IDEA-Research / detrex

detrex is a research platform for DETR-based object detection, segmentation, pose estimation and other visual recognition tasks.
https://detrex.readthedocs.io/en/latest/
Apache License 2.0
1.9k stars 199 forks source link

Strange behavior of detrex with respect to GPU memory overflow. #347

Closed ujjwalnur closed 1 month ago

ujjwalnur commented 1 month ago

Hello,

I am running the training over COCO dataset using a slightly modified version of DETR. To put my question simply :

Is it possible for the GPU utilization to remain nominal and everything running perfectly fine and suddenly OOM issue being faced ?

To specify additional details, when I start the training, I see good GPU core utilization and nominal GPU memory utilization. I am running the codes on GPU IDs 0,1 and 3 ( so please ignore the output of GPU02 ).

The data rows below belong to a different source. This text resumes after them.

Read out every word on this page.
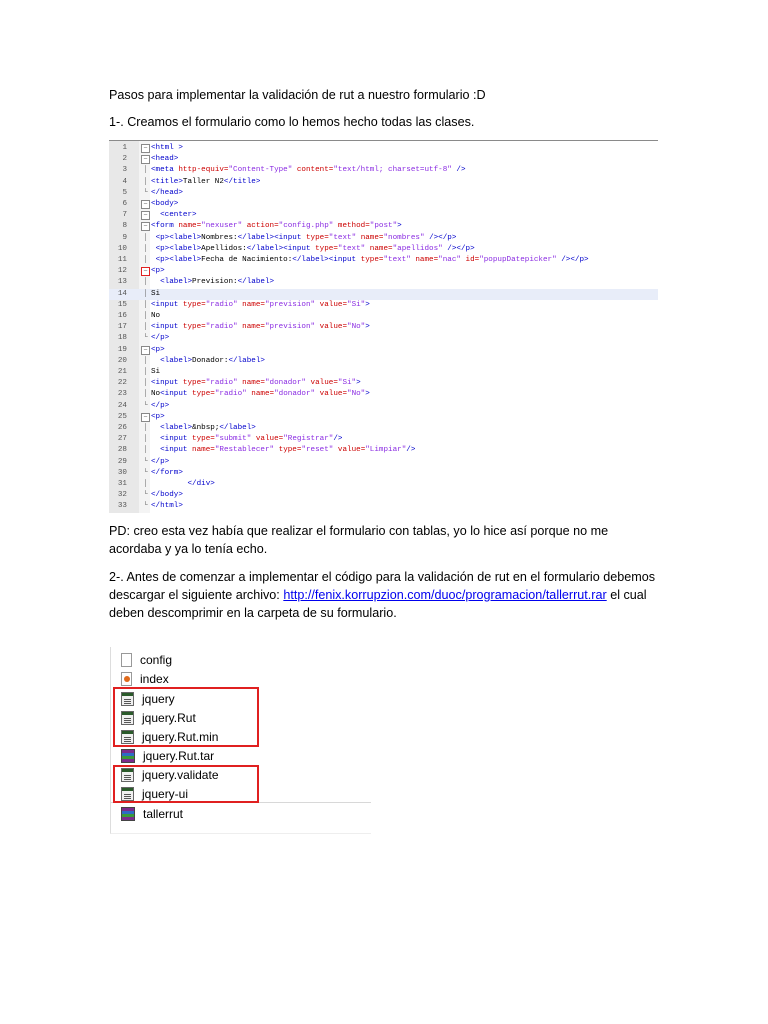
Pasos para implementar la validación de rut a nuestro formulario :D

1-. Creamos el formulario como lo hemos hecho todas las clases.

1	− <html >
2	− <head>
3	│ <meta http-equiv="Content-Type" content="text/html; charset=utf-8" />
4	│ <title>Taller N2</title>
5	└ </head>
6	− <body>
7	−	<center>
8	− <form name="nexuser" action="config.php" method="post">
9	│	<p><label>Nombres:</label><input type="text" name="nombres" /></p>
10	│	<p><label>Apellidos:</label><input type="text" name="apellidos" /></p>
11	│	<p><label>Fecha de Nacimiento:</label><input type="text" name="nac" id="popupDatepicker" /></p>
12	− <p>
13	│	<label>Prevision:</label>
14	│ Si
15	│ <input type="radio" name="prevision" value="Si">
16	│ No
17	│ <input type="radio" name="prevision" value="No">
18	└ </p>
19	− <p>
20	│	<label>Donador:</label>
21	│ Si
22	│ <input type="radio" name="donador" value="Si">
23	│ No<input type="radio" name="donador" value="No">
24	└ </p>
25	− <p>
26	│	<label>&nbsp;</label>
27	│	<input type="submit" value="Registrar"/>
28	│	<input name="Restablecer" type="reset" value="Limpiar"/>
29	└ </p>
30	└ </form>
31	│	</div>
32	└ </body>
33	└ </html>

PD: creo esta vez había que realizar el formulario con tablas, yo lo hice así porque no me acordaba y ya lo tenía echo.

2-. Antes de comenzar a implementar el código para la validación de rut en el formulario debemos descargar el siguiente archivo: http://fenix.korrupzion.com/duoc/programacion/tallerrut.rar el cual deben descomprimir en la carpeta de su formulario.

config
index
jquery
jquery.Rut
jquery.Rut.min
jquery.Rut.tar
jquery.validate
jquery-ui
tallerrut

Screenshot from 2024-05-31 09-07-06

Then all of a sudden at a point, there is an OOM error :

Screenshot from 2024-05-31 09-08-05

I do not understand that why suddenly 264 MB of allocation becomes a problem ? There is no indication of it in nvtop graphs. For several iterations, the model was working fine and there was no indication that GPU memory was getting full.

Could you help with this ?